Depuis longtemps, il était devenu persona non grata à Dublin, du fait de ses positions sur le soulèvement de Pâques. Dans la pièce elle-même, O’Casey traite ironiquement de son image publique. Le personnage dont se sert l’auteur pour exprimer son opinion est celui d’un révolutionnaire de salon lâche et dogmatique nommé le Covey (un terme de l'argot de Dublin signifiant pédant, "Monsieur-Je-sais-tout"). C’est lui qui déclare que l’ICA a trahi La Charrue et les Etoiles  tout en assistant  à la révolution nationaliste des classes moyennes, et qui qualifie le discours de Pearse de "drogue" en critiquant le soldat socialiste britannique Stoddard pour avoir abandonné l’internationalisme face à la guerre mondiale.

O’Casey et le mouvement ouvrier

La pièce La Charrue et les Etoiles est le couronnement d’une transformation remarquable dans le développement artistique et dans la vision du monde de Sean O’Casey. Tout d’abord, il fut l’auteur de pièces de propagande pleines d’argumentations complexes (dans le style de son contemporain George Bernard Shaw, célébré à Dublin), mais généralement considérées de faible valeur artistique. Dans la première moitié des années 1920, il produit, presque coup sur coup, trois grandes pièces dramatiques, la "trilogie de Dublin". Il s’agit de pièces historiques à caractère contemporain, traitant chacune de façon polémique d’un événement majeur : L’Ombre d’un Franc-tireur (la guerre de l’IRA contre la domination britannique), Junon et le Paon (la guerre civile irlandaise), et La Charrue et les Etoiles.

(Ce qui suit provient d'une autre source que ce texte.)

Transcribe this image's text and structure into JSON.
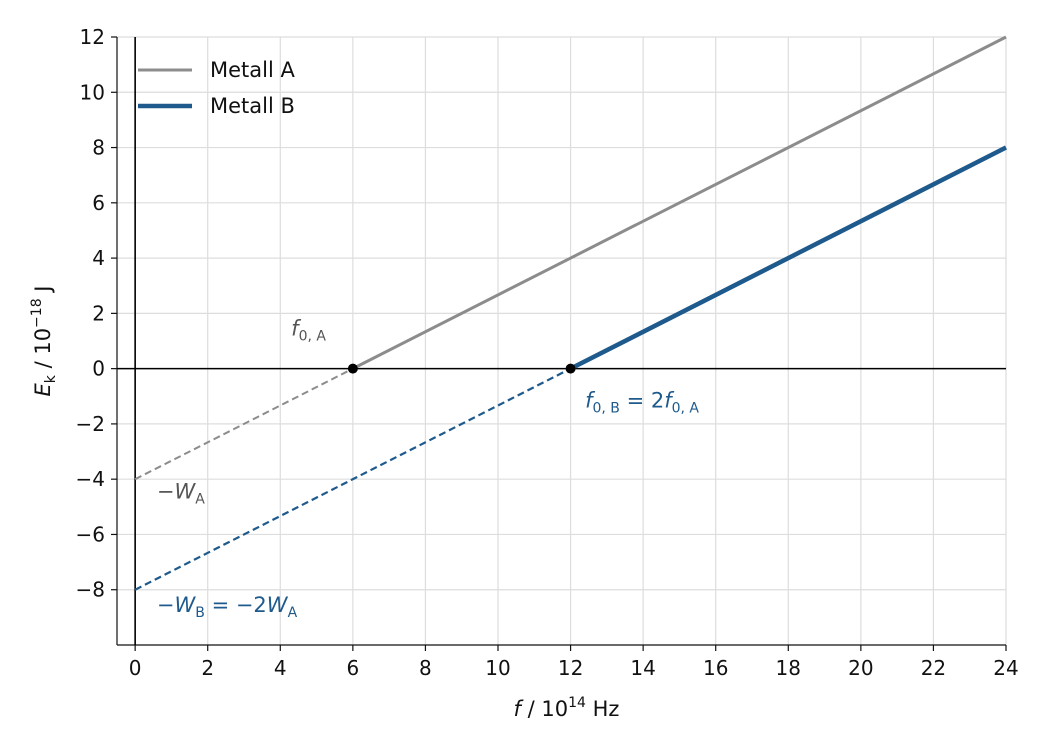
{
  "chart_data": {
    "type": "line",
    "xlabel": {
      "var": "f",
      "rest": " / 10",
      "exp": "14",
      "unit": " Hz"
    },
    "ylabel": {
      "var": "E",
      "sub": "k",
      "rest": " / 10",
      "exp": "−18",
      "unit": " J"
    },
    "xlim": [
      -0.5,
      24
    ],
    "ylim": [
      -10,
      12
    ],
    "xticks": [
      0,
      2,
      4,
      6,
      8,
      10,
      12,
      14,
      16,
      18,
      20,
      22,
      24
    ],
    "yticks": [
      -8,
      -6,
      -4,
      -2,
      0,
      2,
      4,
      6,
      8,
      10,
      12
    ],
    "grid": true,
    "legend_position": "top-left",
    "series": [
      {
        "name": "Metall A",
        "color": "#8c8c8c",
        "intercept": -4,
        "threshold": 6,
        "points": [
          [
            0,
            -4
          ],
          [
            6,
            0
          ],
          [
            24,
            12
          ]
        ]
      },
      {
        "name": "Metall B",
        "color": "#1f5a8c",
        "intercept": -8,
        "threshold": 12,
        "points": [
          [
            0,
            -8
          ],
          [
            12,
            0
          ],
          [
            24,
            8
          ]
        ]
      }
    ],
    "markers": [
      [
        6,
        0
      ],
      [
        12,
        0
      ]
    ],
    "annotations": [
      {
        "id": "f0A",
        "x": 4.3,
        "y": 1.2,
        "color": "#555555",
        "parts": [
          {
            "t": "f",
            "i": true
          },
          {
            "t": "0, A",
            "s": "sub"
          }
        ]
      },
      {
        "id": "f0B",
        "x": 12.4,
        "y": -1.4,
        "color": "#1f5a8c",
        "parts": [
          {
            "t": "f",
            "i": true
          },
          {
            "t": "0, B",
            "s": "sub"
          },
          {
            "t": " = 2"
          },
          {
            "t": "f",
            "i": true
          },
          {
            "t": "0, A",
            "s": "sub"
          }
        ]
      },
      {
        "id": "WA",
        "x": 0.6,
        "y": -4.7,
        "color": "#555555",
        "parts": [
          {
            "t": "−"
          },
          {
            "t": "W",
            "i": true
          },
          {
            "t": "A",
            "s": "sub"
          }
        ]
      },
      {
        "id": "WB",
        "x": 0.6,
        "y": -8.8,
        "color": "#1f5a8c",
        "parts": [
          {
            "t": "−"
          },
          {
            "t": "W",
            "i": true
          },
          {
            "t": "B",
            "s": "sub"
          },
          {
            "t": " = −2"
          },
          {
            "t": "W",
            "i": true
          },
          {
            "t": "A",
            "s": "sub"
          }
        ]
      }
    ]
  }
}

Plus tard, ses pièces atteignirent rarement à nouveau la même qualité artistique. Cette production inégale a conduit certains à parler de "l’énigme O’Casey". Les nationalistes irlandais ont essayé d’expliquer le déclin relatif de cette créativité à partir de 1930 par son émigration, comme s’il ne pouvait produire de grand art sans avoir le "sol natal"  sous les pieds. Mais rapidement après avoir gagné Londres, O’Casey écrivit une autre pièce historique puissante, The silver Tassie. Elle est basée sur son expérience de patient dans un hôpital de Dublin (étant soigné pour des maladies qui résultaient directement de sa pauvreté), où il partageait des salles avec de nombreuses victimes de la Première Guerre mondiale qui faisait rage alors. C’est une furieuse condamnation de la guerre impérialiste (que l’Abbey Theater sous contrôle de l’Etat refusa de donner).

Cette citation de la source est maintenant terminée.